Já Shadow and Bone chama atenção pela química entre Jessie Mei Li e Ben Barnes. A diretora de fotografia Shelly Johnson banha Ravka em luz difusa que contrasta com o sombrio Dobra das Sombras. Eric Heisserer, no roteiro, extrai o melhor da trilogia de Leigh Bardugo, com diálogos que valorizam dilemas de poder e identidade típicos do coming-of-age.
Universo Marvel: bruxas e fugitivos carismáticos
Agatha All Along expande a mitologia de WandaVision e dá a Kathryn Hahn o palco que ela merece. Sob a condução de Jac Schaeffer, a série promete humor ácido, cenas de feitiçaria e um “road movie” mágico pelo sinistro Caminho das Bruxas. A presença de um Billy Kaplan adolescente adiciona o elemento de mentor e aprendiz que tanto agrada ao público de Percy Jackson.
Imagem: Imagem: Divulgação
No canto menos badalado da Marvel, Runaways brilha pela dinâmica do elenco juvenil. Rhenzy Feliz, Lyrica Okano e Virginia Gardner demonstram química instantânea, enquanto Josh Schwartz e Stephanie Savage — criadores de The O.C. — equilibram drama familiar e ação.
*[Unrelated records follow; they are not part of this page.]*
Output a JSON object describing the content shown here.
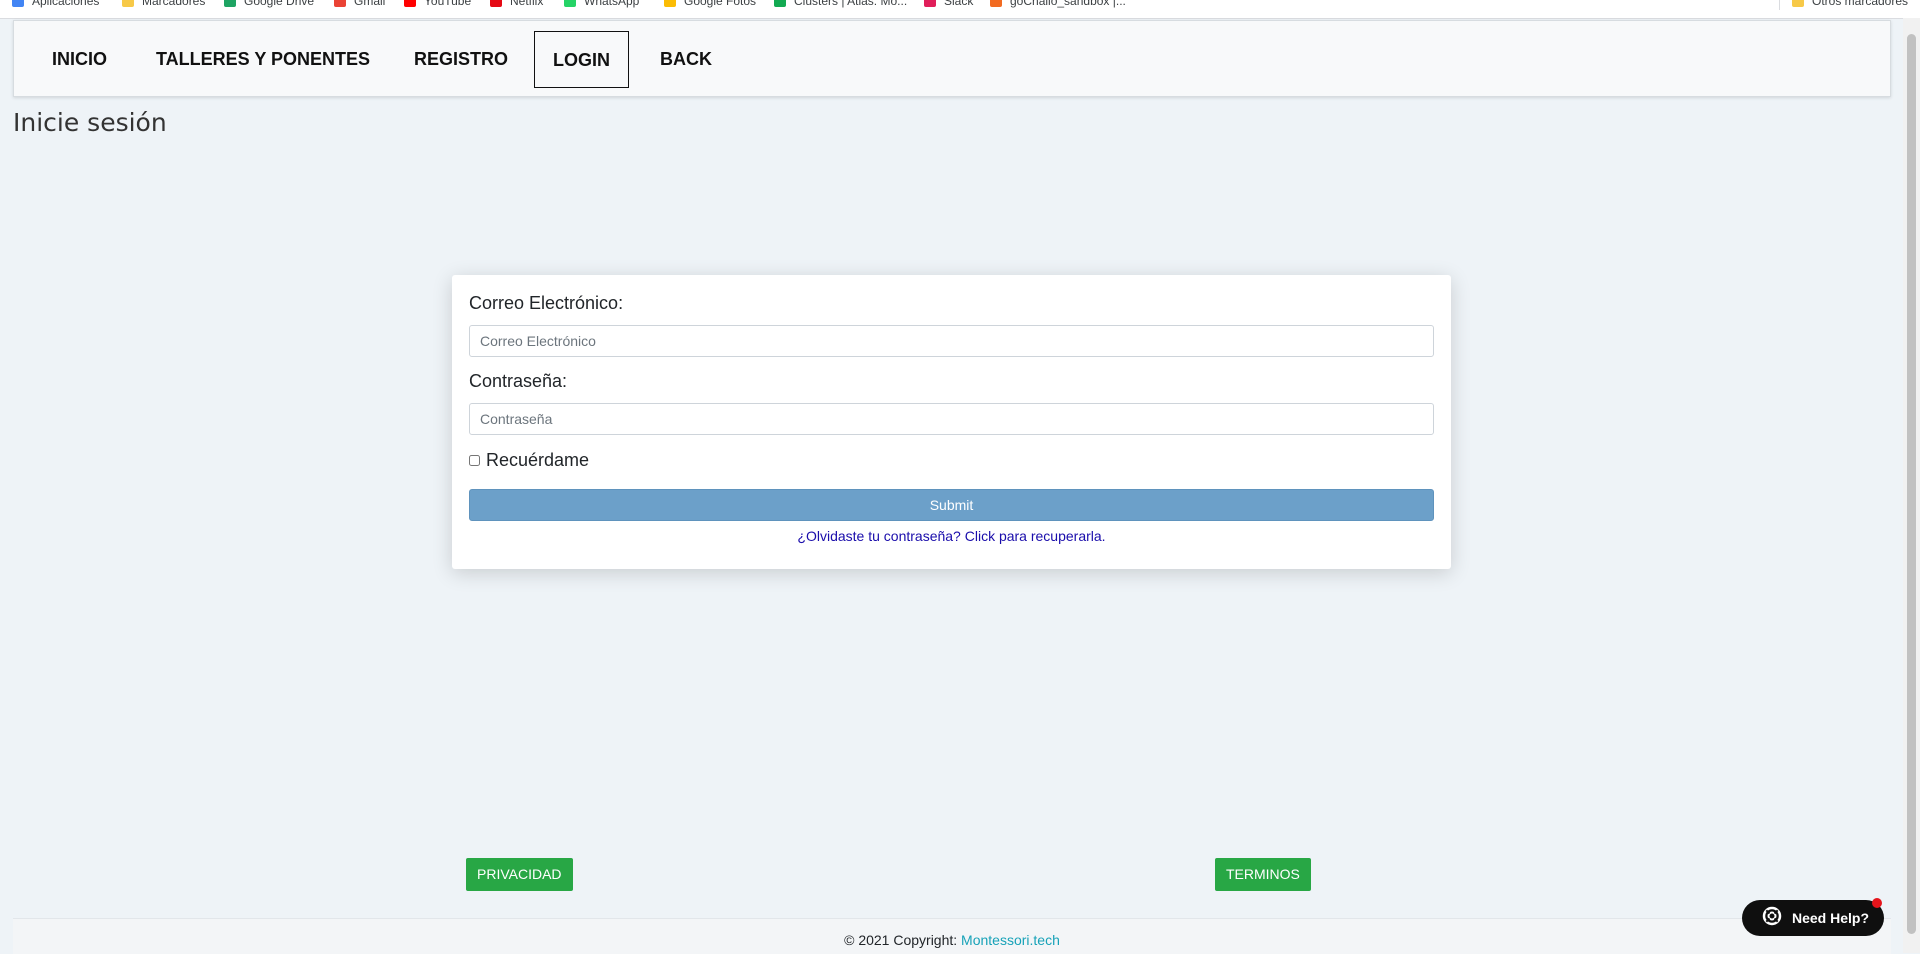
{
  "bookmarks": {
    "items": [
      {
        "label": "Aplicaciones",
        "icon": "apps-grid-icon",
        "color": "#4285f4"
      },
      {
        "label": "Marcadores",
        "icon": "folder-icon",
        "color": "#f7c948"
      },
      {
        "label": "Google Drive",
        "icon": "google-drive-icon",
        "color": "#1fa463"
      },
      {
        "label": "Gmail",
        "icon": "gmail-icon",
        "color": "#ea4335"
      },
      {
        "label": "YouTube",
        "icon": "youtube-icon",
        "color": "#ff0000"
      },
      {
        "label": "Netflix",
        "icon": "netflix-icon",
        "color": "#e50914"
      },
      {
        "label": "WhatsApp",
        "icon": "whatsapp-icon",
        "color": "#25d366"
      },
      {
        "label": "Google Fotos",
        "icon": "google-photos-icon",
        "color": "#fbbc04"
      },
      {
        "label": "Clusters | Atlas: Mo...",
        "icon": "mongodb-icon",
        "color": "#13aa52"
      },
      {
        "label": "Slack",
        "icon": "slack-icon",
        "color": "#e01e5a"
      },
      {
        "label": "goChallo_sandbox |...",
        "icon": "site-icon",
        "color": "#f26b21"
      }
    ],
    "other": {
      "label": "Otros marcadores",
      "icon": "folder-icon",
      "color": "#f7c948"
    }
  },
  "nav": {
    "items": [
      {
        "label": "INICIO",
        "active": false
      },
      {
        "label": "TALLERES Y PONENTES",
        "active": false
      },
      {
        "label": "REGISTRO",
        "active": false
      },
      {
        "label": "LOGIN",
        "active": true
      },
      {
        "label": "BACK",
        "active": false
      }
    ]
  },
  "page": {
    "title": "Inicie sesión"
  },
  "login": {
    "email_label": "Correo Electrónico:",
    "email_value": "",
    "email_placeholder": "Correo Electrónico",
    "password_label": "Contraseña:",
    "password_value": "",
    "password_placeholder": "Contraseña",
    "remember_label": "Recuérdame",
    "remember_checked": false,
    "submit_label": "Submit",
    "forgot_link": "¿Olvidaste tu contraseña? Click para recuperarla."
  },
  "footer": {
    "privacy_label": "PRIVACIDAD",
    "terms_label": "TERMINOS",
    "copyright_text": "© 2021 Copyright: ",
    "copyright_link": "Montessori.tech"
  },
  "help": {
    "label": "Need Help?",
    "icon": "lifebuoy-icon"
  },
  "colors": {
    "background": "#eef3f7",
    "submit": "#6ca0c9",
    "green": "#28a745",
    "link": "#1a0dab",
    "copyright_link": "#17a2b8"
  }
}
A descoberta de que os pais são supervilões ecoa o conflito divino dos semideuses contra Zeus.
Vale lembrar que a lista de produções de super-heróis impactantes rende assunto para além deste texto. Um bom exemplo surge no especial do 365 Filmes sobre Andor e seus personagens, prova de que atuação sólida é pilar de qualquer boa história de fantasia ou ficção.
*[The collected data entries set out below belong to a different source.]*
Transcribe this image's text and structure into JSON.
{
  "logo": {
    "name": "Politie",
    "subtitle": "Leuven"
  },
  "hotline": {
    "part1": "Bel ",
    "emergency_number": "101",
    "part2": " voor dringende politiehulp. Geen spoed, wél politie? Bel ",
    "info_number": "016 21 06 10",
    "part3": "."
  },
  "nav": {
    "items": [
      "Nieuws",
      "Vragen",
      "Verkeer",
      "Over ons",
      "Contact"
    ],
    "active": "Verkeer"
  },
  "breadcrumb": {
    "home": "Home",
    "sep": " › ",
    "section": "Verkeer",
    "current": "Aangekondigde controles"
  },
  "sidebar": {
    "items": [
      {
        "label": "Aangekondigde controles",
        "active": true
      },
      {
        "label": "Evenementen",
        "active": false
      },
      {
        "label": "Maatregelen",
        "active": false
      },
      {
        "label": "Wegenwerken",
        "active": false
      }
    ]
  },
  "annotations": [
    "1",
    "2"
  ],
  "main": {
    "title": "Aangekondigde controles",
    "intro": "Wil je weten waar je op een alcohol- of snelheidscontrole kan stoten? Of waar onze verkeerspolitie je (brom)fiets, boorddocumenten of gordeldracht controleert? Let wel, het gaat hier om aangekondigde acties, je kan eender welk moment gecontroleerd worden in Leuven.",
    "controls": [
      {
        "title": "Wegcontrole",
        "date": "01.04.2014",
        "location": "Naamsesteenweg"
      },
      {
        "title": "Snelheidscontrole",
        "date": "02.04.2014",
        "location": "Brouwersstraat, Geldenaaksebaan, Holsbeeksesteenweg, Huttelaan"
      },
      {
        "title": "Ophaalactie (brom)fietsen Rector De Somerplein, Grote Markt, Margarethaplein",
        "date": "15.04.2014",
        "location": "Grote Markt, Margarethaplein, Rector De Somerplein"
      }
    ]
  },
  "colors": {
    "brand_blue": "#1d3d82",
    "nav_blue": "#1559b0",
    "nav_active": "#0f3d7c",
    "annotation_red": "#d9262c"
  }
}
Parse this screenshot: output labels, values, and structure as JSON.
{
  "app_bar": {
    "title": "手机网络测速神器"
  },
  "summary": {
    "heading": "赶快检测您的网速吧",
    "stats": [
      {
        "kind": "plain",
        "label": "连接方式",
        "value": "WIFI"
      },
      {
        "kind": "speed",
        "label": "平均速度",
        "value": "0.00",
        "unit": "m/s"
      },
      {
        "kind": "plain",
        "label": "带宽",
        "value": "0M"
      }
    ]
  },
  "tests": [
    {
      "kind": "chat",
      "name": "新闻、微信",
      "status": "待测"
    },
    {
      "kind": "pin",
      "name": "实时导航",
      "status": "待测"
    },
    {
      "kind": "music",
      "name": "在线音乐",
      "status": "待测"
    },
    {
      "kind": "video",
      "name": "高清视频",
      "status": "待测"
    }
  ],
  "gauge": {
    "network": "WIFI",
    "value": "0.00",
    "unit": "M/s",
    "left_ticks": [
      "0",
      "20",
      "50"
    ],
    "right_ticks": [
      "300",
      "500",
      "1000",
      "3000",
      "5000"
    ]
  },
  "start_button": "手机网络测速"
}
Aventuras além-mar: piratas elásticos e freiras guerreiras
Entre as estreias recentes, One Piece ganhou elogios imediatos pela energia de Iñaki Godoy como Luffy. Os showrunners Matt Owens e Steven Maeda respeitam o mangá de Eiichiro Oda, condensando arcos sem mutilar a essência cômica. A fotografia vibrante reforça o escapismo, e a montagem ágil lembra o ritmo descontraído de Percy Jackson.
Por fim, Warrior Nun surpreende quem espera apenas ação pulp. Alba Baptista conduz Ava Silva com vulnerabilidade e irreverência. A direção de Jet Wilkinson injeta cenas de luta coreografadas com clareza, enquanto Simon Barry costura comentários sobre fé, destino e livre-arbítrio. Mesmo cancelada após duas temporadas, a série promete filme-epílogo, garantindo que as pontas serão amarradas.
Para quem aprecia listas temáticas, o site apresenta outro levantamento, desta vez de produções que dispensam longas primeiras temporadas para fisgar o público: confira em cinco séries nota 10/10.
Vale a pena mergulhar nessas séries?
Se o objetivo é matar a saudade de heróis juvenis enfrentando mitos, segredos de família ou entidades obscuras, qualquer uma das dez produções cumpre o serviço. Elencos talentosos, criadores experientes e direções que abraçam mundos fantásticos compõem o pacote, tornando a espera pela próxima aventura de Percy Jackson e os Olimpianos bem mais leve.